Because we are now covering very recent developments, which change every year, there are no videos for this module. We’ll cover everything in class. It is therefore doubly-important to do the Essential readings beforehand.

The most successful approach at the moment is to use sequence-to-sequence neural networks (sometimes called encoder-decoder networks because they almost always use that neural architecture). These models need to solve three problems

  1. regression from input to output
  2. alignment during training
  3. duration prediction during inference (synthesis)

All models solve 1 in essentially the same way, using an encoder-decoder architecture. Of course there are many, many choices to make in the architectures of the encoder and decoder, but the main conceptual difference between models is in how they solve problems 2 and 3.

One class of models (e.g., Tacotron 2) attempts to jointly solve 2 and 3 using a single neural architecture. Another class of models (e.g., FastPitch) uses separate mechanisms for 2 and 3.

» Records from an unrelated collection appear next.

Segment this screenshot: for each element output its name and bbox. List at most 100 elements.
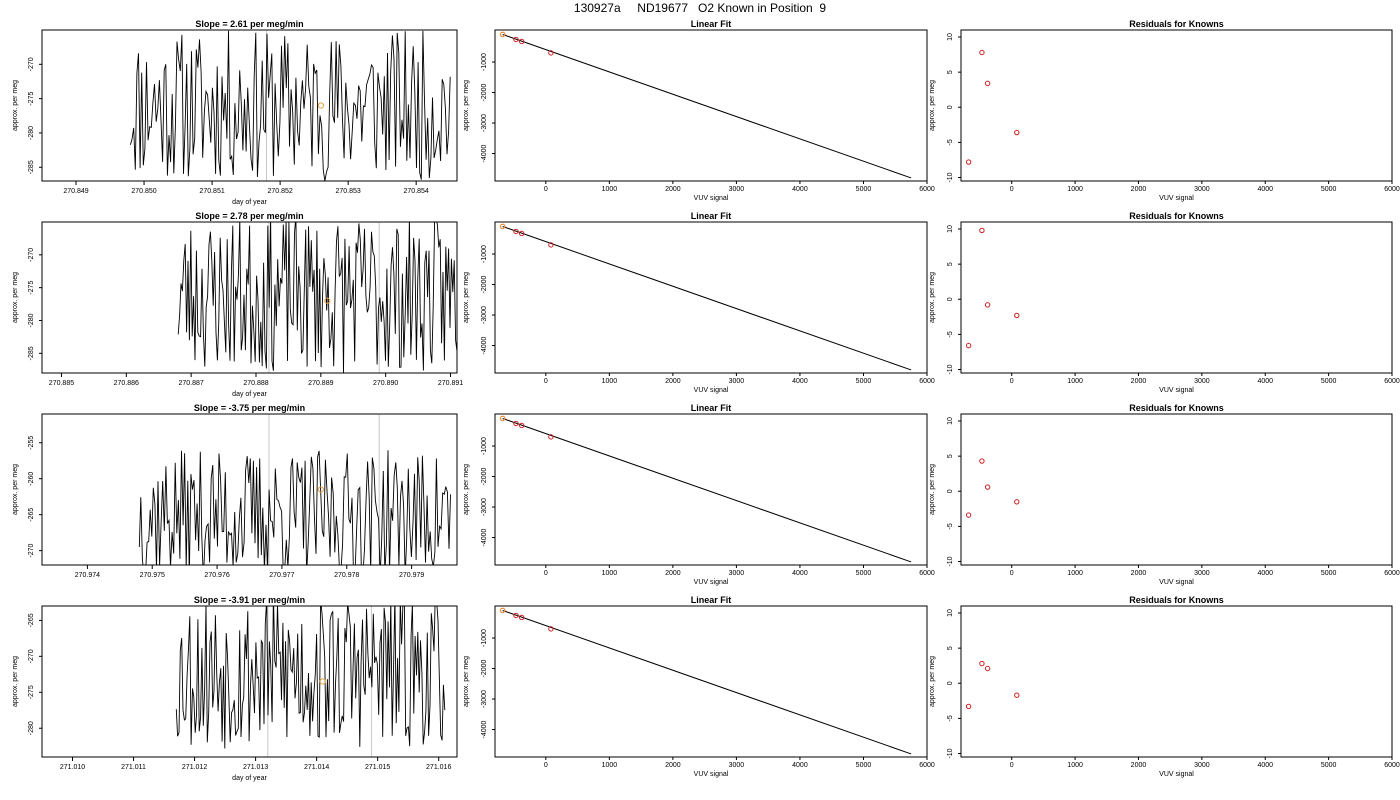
plot-region <box>138 414 451 565</box>
y-tick-label: 0 <box>947 297 954 301</box>
y-tick-label: 5 <box>947 262 954 266</box>
x-tick-label: 2000 <box>665 570 681 577</box>
y-tick-label: -265 <box>28 613 35 627</box>
y-axis-label: approx. per meg <box>12 464 19 515</box>
x-tick-label: 271.015 <box>365 764 390 771</box>
x-tick-label: 5000 <box>856 186 872 193</box>
y-tick-label: 10 <box>947 417 954 425</box>
y-tick-label: -5 <box>947 139 954 145</box>
y-axis-label: approx. per meg <box>929 80 936 131</box>
y-tick-label: -275 <box>28 92 35 106</box>
x-tick-label: 1000 <box>602 570 618 577</box>
y-axis-label: approx. per meg <box>929 464 936 515</box>
x-tick-label: 5000 <box>1321 570 1337 577</box>
y-axis-label: approx. per meg <box>463 656 470 707</box>
x-tick-label: 2000 <box>665 762 681 769</box>
x-tick-label: 3000 <box>1194 378 1210 385</box>
data-point <box>513 228 519 235</box>
x-axis-label: VUV signal <box>1159 579 1194 586</box>
data-point <box>513 36 519 43</box>
data-point <box>499 31 506 37</box>
x-tick-label: 271.011 <box>121 764 146 771</box>
x-axis-label: VUV signal <box>1159 771 1194 778</box>
data-point <box>518 38 525 45</box>
plot-region <box>499 415 912 563</box>
x-tick-label: 6000 <box>919 570 935 577</box>
plot-region <box>965 227 1020 349</box>
x-tick-label: 0 <box>1010 378 1014 385</box>
plot-frame <box>494 413 928 566</box>
panel-title: Linear Fit <box>691 19 732 29</box>
y-axis-label: approx. per meg <box>12 656 19 707</box>
y-tick-label: -5 <box>947 523 954 529</box>
x-tick-label: 3000 <box>1194 186 1210 193</box>
y-tick-label: -270 <box>28 649 35 663</box>
x-tick-label: 270.851 <box>199 188 224 195</box>
y-tick-label: -280 <box>28 313 35 327</box>
x-tick-label: 270.888 <box>243 380 268 387</box>
plot-region <box>175 606 446 757</box>
plot-region <box>499 607 912 755</box>
x-tick-label: 270.852 <box>267 188 292 195</box>
x-tick-label: 270.886 <box>114 380 139 387</box>
data-point <box>984 665 991 672</box>
residuals-panel-row-2: Residuals for Knowns 0 1000 2000 3000 4000 500… <box>929 211 1400 394</box>
linear_fit-panel-row-3: Linear Fit 0 1000 2000 3000 4000 5000 6000 VUV s… <box>463 403 935 586</box>
panel-title: Linear Fit <box>691 211 732 221</box>
x-tick-label: 271.016 <box>426 764 451 771</box>
data-point <box>317 486 324 493</box>
x-tick-label: 2000 <box>665 186 681 193</box>
panel-title: Residuals for Knowns <box>1129 403 1224 413</box>
x-tick-label: 4000 <box>792 570 808 577</box>
data-point <box>513 612 519 619</box>
x-tick-label: 0 <box>544 378 548 385</box>
x-tick-label: 5000 <box>856 378 872 385</box>
data-point <box>979 227 985 234</box>
x-tick-label: 0 <box>1010 762 1014 769</box>
x-tick-label: 4000 <box>792 378 808 385</box>
x-tick-label: 270.887 <box>178 380 203 387</box>
data-point <box>548 626 554 632</box>
y-tick-label: -255 <box>28 436 35 450</box>
y-tick-label: -4000 <box>481 336 488 354</box>
trace-line <box>175 606 446 749</box>
x-tick-label: 4000 <box>1257 186 1273 193</box>
y-tick-label: -2000 <box>481 467 488 485</box>
y-tick-label: -2000 <box>481 83 488 101</box>
x-tick-label: 0 <box>544 570 548 577</box>
x-tick-label: 4000 <box>1257 378 1273 385</box>
y-tick-label: -5 <box>947 331 954 337</box>
x-tick-label: 3000 <box>1194 570 1210 577</box>
x-tick-label: 270.977 <box>269 572 294 579</box>
x-tick-label: 1000 <box>1067 570 1083 577</box>
x-tick-label: 6000 <box>1384 570 1400 577</box>
x-tick-label: 2000 <box>1131 762 1147 769</box>
data-point <box>499 223 506 229</box>
x-tick-label: 0 <box>544 186 548 193</box>
x-tick-label: 4000 <box>1257 762 1273 769</box>
x-tick-label: 2000 <box>665 378 681 385</box>
data-point <box>499 607 506 613</box>
x-tick-label: 4000 <box>792 762 808 769</box>
x-tick-label: 5000 <box>856 762 872 769</box>
plot-frame <box>41 29 458 182</box>
plot-frame <box>960 413 1393 566</box>
plot-region <box>965 458 1020 518</box>
x-tick-label: 6000 <box>1384 378 1400 385</box>
x-tick-label: 270.891 <box>438 380 463 387</box>
x-axis-label: day of year <box>232 391 267 398</box>
y-axis-label: approx. per meg <box>463 464 470 515</box>
data-point <box>979 458 985 464</box>
panel-title: Residuals for Knowns <box>1129 211 1224 221</box>
residuals-panel-row-3: Residuals for Knowns 0 1000 2000 3000 4000 500… <box>929 403 1400 586</box>
y-tick-label: -10 <box>947 748 954 758</box>
linear_fit-panel-row-2: Linear Fit 0 1000 2000 3000 4000 5000 6000 VUV s… <box>463 211 935 394</box>
plot-region <box>177 222 457 373</box>
y-tick-label: -2000 <box>481 275 488 293</box>
x-tick-label: 0 <box>544 762 548 769</box>
x-tick-label: 3000 <box>729 570 745 577</box>
plot-frame <box>41 605 458 758</box>
x-tick-label: 4000 <box>792 186 808 193</box>
trace-line <box>138 450 451 565</box>
data-point <box>548 50 554 56</box>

Whilst it appears elegant to solve two problems with a single architecture, we know that the problem of alignment is actually very different from the problem of duration prediction. Alignment is very similar to Automatic Speech Recognition (ASR), so we might want to take advantage of the best available ASR models to do that. In contrast, duration prediction is a straightforward regression task.

 

Reading

Shen et al: Natural TTS Synthesis By Conditioning Wavenet On Mel Spectrogram Predictions

Tacotron 2 was one of the most successful sequence-to-sequence models for text-to-speech of its time and inspired many subsequent models.

Łańcucki. FastPitch: Parallel Text-to-speech with Pitch Prediction

Very similar to FastSpeech2, FastPitch has the advantage of an official Open Source implementation by the author (at NVIDIA).

Tachibana et al. Efficiently Trainable Text-to-Speech System Based on Deep Convolutional Networks with Guided Attention

DCTTS is comparable to Tacotron, but is faster because it uses non-recurrent architectures for the encoder and decoder.

Ren et al. FastSpeech 2: Fast and High-Quality End-to-End Text to Speech

FastSpeech 2 improves over FastSpeech by not requiring a complicated teacher-student training regime, but instead being trained directly on the data. It is very similar to FastPitch 2, which was released around the same by different authors.

Download the slides for the class on 2024-03-19

You can listen to samples comparing FastPitch and Tacotron at https://fastpitch.github.io/

In the remainder of the course we will look at some state of the art models that are currently in use. These will be sequence-to-sequence models of the type introduced in this module. We will be reading recent research papers about these models, so make sure to allow plenty of time to do that before the class: these are challenging papers and will require multiple read-throughs.